No matter what team you’re in charge of, whether it’s your softball team, your nephew’s soccer team or your cube of interns at work, one of the biggest challenges is to get your group to care more about the success and well-being of the team and their fellow team members than they care about their own individual achievements. Getting a whole team to work or play together frequently doesn’t come naturally, and it can be considerably more difficult if your team members don’t get off on the right foot.

For the late Herb Brooks, well-known for his mind games, the solution was long intense practices. In Miracle, the team’s doctor, aptly named “Doc,” speculates that the players were so busy working and resenting Brooks that they were too distracted to hate each other.

I was thinking about this because my philosophy about how to make a team was both confirmed and wildly proven wrong this week (so much so that I think I have too much for one blog post, which is why this is just Part 1).

Call me old-fashioned, but it has always been my stubborn belief that you can’t buy a team. A team is created through chemistry, mutual respect, and a shared sense of purpose – stuff that doesn’t have a price tag and can’t really be coached.

Watching Barcelona win the Champions League title on Saturday justified my long-held belief. Here’s a team of guys that has mostly played with each other for years, and  has a common sense of purpose. Barcelona not only has perhaps the soccer world’s most famous and most successful youth academy, they also represent the Catalan people, a group with its own identity that strives to break free from Spain. Chemistry, sense of purpose, talent, mutual respect – all things Barcelona has in spades. In my opinion, it’s no wonder that they’re so dominant.

On the opposite side of the spectrum, there’s Lebron, DWade, Chris Bosh and the rest of the Miami Heat. On the surface, this is a group that really only has the talent portion of Juan’s Great Team Formula. Even entering the playoffs with the league’s third best record, I didn’t think it was possible. The problem, or the solution if you’re a Heat fan, is that I wasn’t alone.

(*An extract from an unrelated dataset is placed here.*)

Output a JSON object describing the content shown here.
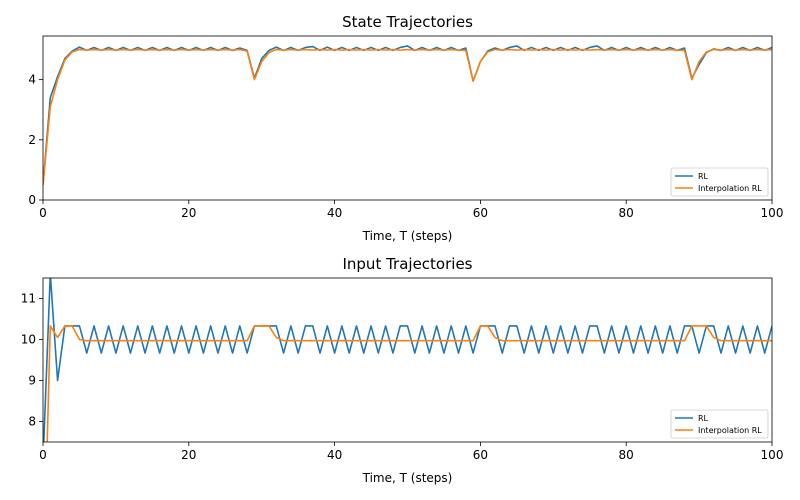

With so many people rooting against them or believing that they couldn’t be successful, they have quite a chip on their shoulders. What’s more, this isn’t just about Lebron, or even just their 3 high-priced superstars.

This is about the team, and that’s where we all messed around and created a monster. Any time a team gets the idea that nobody believes in them, they could be primed for overachieving. Just ask the 2007 New York Giants, who so famously denied the 18-0 Patriots their perfect season.

Maybe it’s just my way of allowing myself to believe in two opposing philosophies, but I think it’s clear that the Heat have found that elusive team dynamic with a little bit of help from the general public that was so quick to chug the haterade. I know I was. Realizing that, it wouldn’t surprise me if we’re done in 4 or 5 here.

But hey, what do I know? I’m not really an NBA fan. Would the Heat be as motivated and successful if more people had loved them and crowned them from day one?